Polymerization-induced self-assembly (PISA) has been demonstrated to be a powerful strategy for producing polymeric nano-objects. Polymeric nanotubes with hollow and anisotropic structures have attracted great interest in materials science. However, according to the theoretical prediction of the packing parameter, polymeric nanotubes are hard to be produced by the self-assembly of block copolymers, which may be due to the lack of directionality of solvophobic interactions. Herein, we demonstrate that aromatic interactions between the solvophobic blocks facilitate the formation of polymeric nanotubes. Polymeric nanotubes with a remarkable length (>11 μm) are generated in the reversible addition–fragmentation chain transfer (RAFT) dispersion polymerization of the aromatic monomer 2-(methacryloyloxy) ethyl anthracene-9-carboxylate (MAEAC) using poly­(ethylene glycol) as the macro RAFT agent (PEG45-CPADB). When the aromatic interactions of the membrane-forming blocks are weakened by high temperature or copolymerization of MAEAC with a weakly aromatic monomer 2-(methacryloyloxy)­ethyl benzoate (MAEB), spherical nano-objects instead of nanotubes tend to be produced.
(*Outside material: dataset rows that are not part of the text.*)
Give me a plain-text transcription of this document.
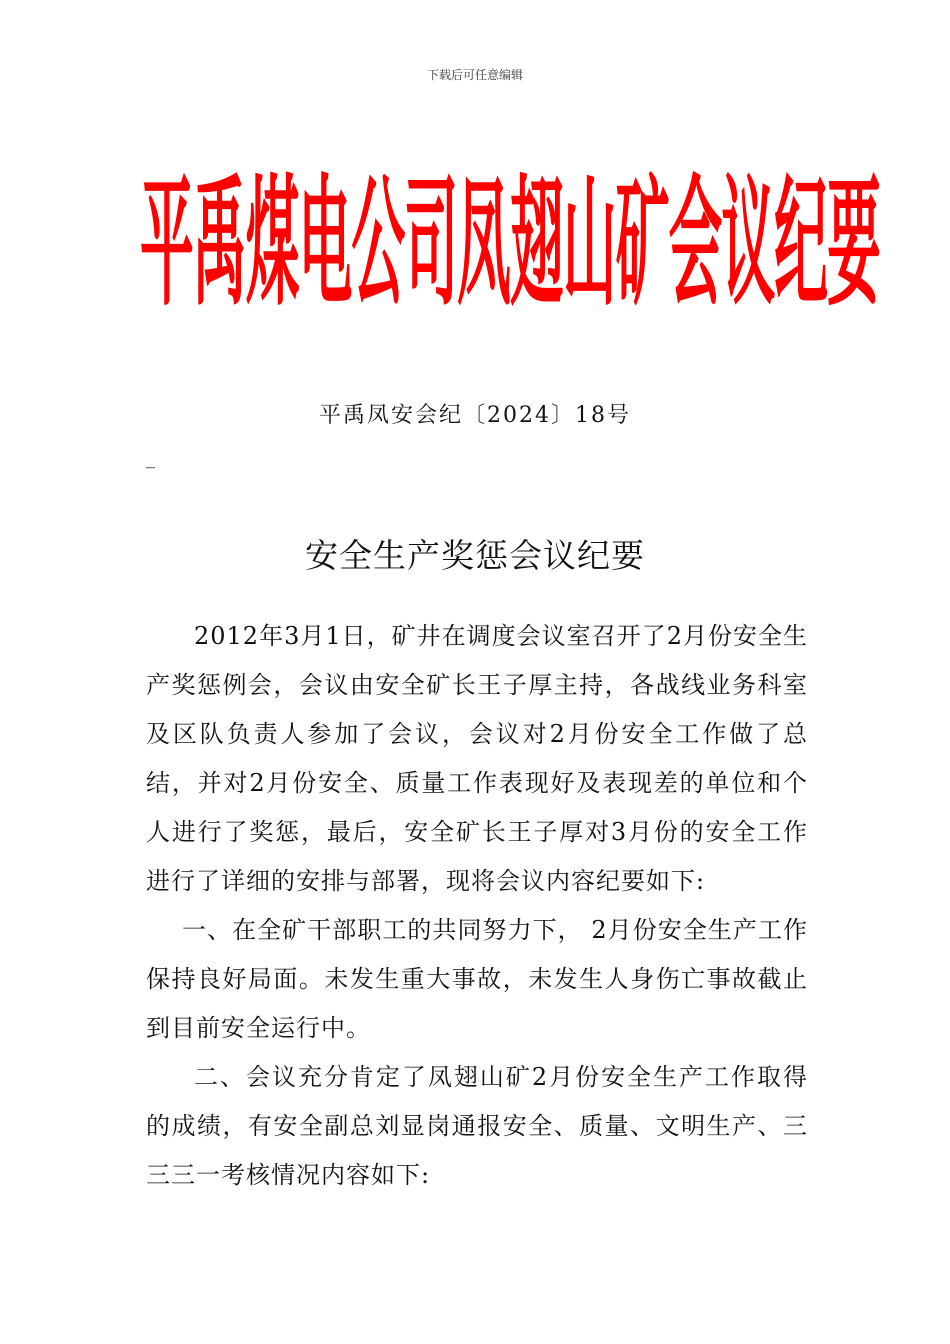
下载后可任意编辑
平禹煤电公司凤翅山矿会议纪要
平禹凤安会纪〔2024〕18号
_
安全生产奖惩会议纪要

2012年3月1日，矿井在调度会议室召开了2月份安全生产奖惩例会，会议由安全矿长王子厚主持，各战线业务科室及区队负责人参加了会议，会议对2月份安全工作做了总结，并对2月份安全、质量工作表现好及表现差的单位和个人进行了奖惩，最后，安全矿长王子厚对3月份的安全工作进行了详细的安排与部署，现将会议内容纪要如下:

一、在全矿干部职工的共同努力下， 2月份安全生产工作保持良好局面。未发生重大事故，未发生人身伤亡事故截止到目前安全运行中。

二、会议充分肯定了凤翅山矿2月份安全生产工作取得的成绩，有安全副总刘显岗通报安全、质量、文明生产、三三三一考核情况内容如下:
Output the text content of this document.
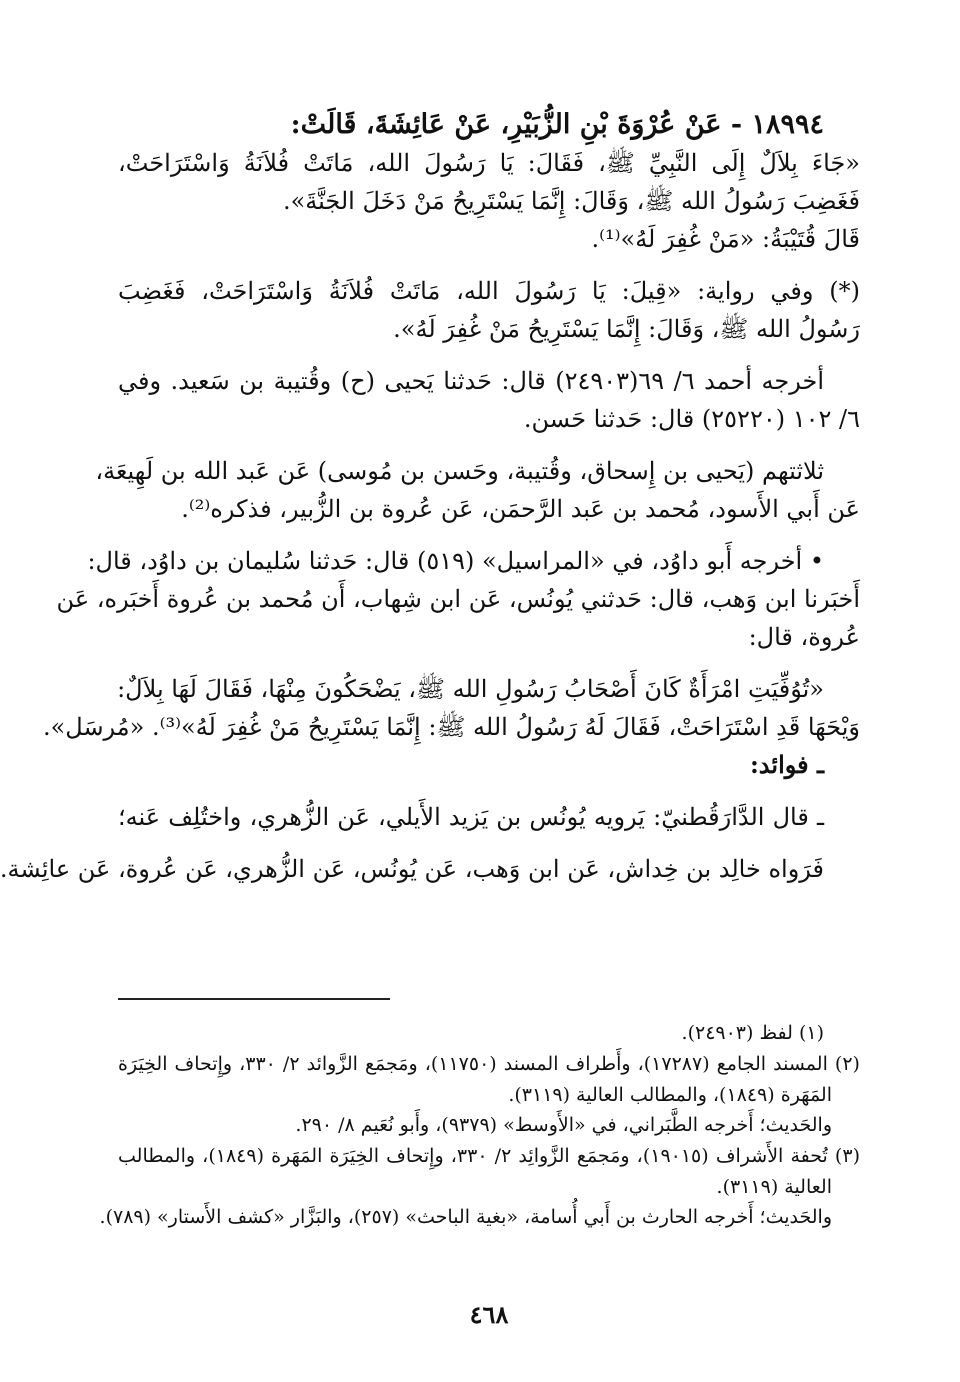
١٨٩٩٤ - عَنْ عُرْوَةَ بْنِ الزُّبَيْرِ، عَنْ عَائِشَةَ، قَالَتْ:
«جَاءَ بِلاَلٌ إِلَى النَّبِيِّ ﷺ، فَقَالَ: يَا رَسُولَ الله، مَاتَتْ فُلاَنَةُ وَاسْتَرَاحَتْ،
فَغَضِبَ رَسُولُ الله ﷺ، وَقَالَ: إِنَّمَا يَسْتَرِيحُ مَنْ دَخَلَ الجَنَّةَ».
قَالَ قُتَيْبَةُ: «مَنْ غُفِرَ لَهُ»⁽¹⁾.
(*) وفي رواية: «قِيلَ: يَا رَسُولَ الله، مَاتَتْ فُلاَنَةُ وَاسْتَرَاحَتْ، فَغَضِبَ
رَسُولُ الله ﷺ، وَقَالَ: إِنَّمَا يَسْتَرِيحُ مَنْ غُفِرَ لَهُ».
أخرجه أحمد ٦/ ٦٩(٢٤٩٠٣) قال: حَدثنا يَحيى (ح) وقُتيبة بن سَعيد. وفي
٦/ ١٠٢ (٢٥٢٢٠) قال: حَدثنا حَسن.
ثلاثتهم (يَحيى بن إِسحاق، وقُتيبة، وحَسن بن مُوسى) عَن عَبد الله بن لَهِيعَة،
عَن أَبي الأَسود، مُحمد بن عَبد الرَّحمَن، عَن عُروة بن الزُّبير، فذكره⁽²⁾.
• أخرجه أَبو داوُد، في «المراسيل» (٥١٩) قال: حَدثنا سُليمان بن داوُد، قال:
أَخبَرنا ابن وَهب، قال: حَدثني يُونُس، عَن ابن شِهاب، أَن مُحمد بن عُروة أَخبَره، عَن
عُروة، قال:
«تُوُفِّيَتِ امْرَأَةٌ كَانَ أَصْحَابُ رَسُولِ الله ﷺ، يَضْحَكُونَ مِنْهَا، فَقَالَ لَهَا بِلاَلٌ:
وَيْحَهَا قَدِ اسْتَرَاحَتْ، فَقَالَ لَهُ رَسُولُ الله ﷺ: إِنَّمَا يَسْتَرِيحُ مَنْ غُفِرَ لَهُ»⁽³⁾. «مُرسَل».
ـ فوائد:
ـ قال الدَّارَقُطنيّ: يَرويه يُونُس بن يَزيد الأَيلي، عَن الزُّهري، واختُلِف عَنه؛
فَرَواه خالِد بن خِداش، عَن ابن وَهب، عَن يُونُس، عَن الزُّهري، عَن عُروة، عَن عائِشة.
(١) لفظ (٢٤٩٠٣).
(٢) المسند الجامع (١٧٢٨٧)، وأَطراف المسند (١١٧٥٠)، ومَجمَع الزَّوائد ٢/ ٣٣٠، وإِتحاف الخِيَرَة
المَهَرة (١٨٤٩)، والمطالب العالية (٣١١٩).
والحَديث؛ أَخرجه الطَّبَراني، في «الأَوسط» (٩٣٧٩)، وأَبو نُعَيم ٨/ ٢٩٠.
(٣) تُحفة الأَشراف (١٩٠١٥)، ومَجمَع الزَّوائِد ٢/ ٣٣٠، وإِتحاف الخِيَرَة المَهَرة (١٨٤٩)، والمطالب
العالية (٣١١٩).
والحَديث؛ أَخرجه الحارث بن أَبي أُسامة، «بغية الباحث» (٢٥٧)، والبَزَّار «كشف الأَستار» (٧٨٩).
٤٦٨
The concentration of polymer chains also plays a vital role in the formation of polymeric nanotubes. The aspect ratio of the polymeric nanotubes can be adjusted by controlling the polymer concentration without varying the polymer composition, and polymeric nanotubes with a larger aspect ratio tend to be generated at higher concentrations of block copolymers. The formation of polymersomes with different aspect ratios for a given polymer provides significant opportunities to investigate the shape-determined performances of the polymersomes while eliminating the influence of polymer composition.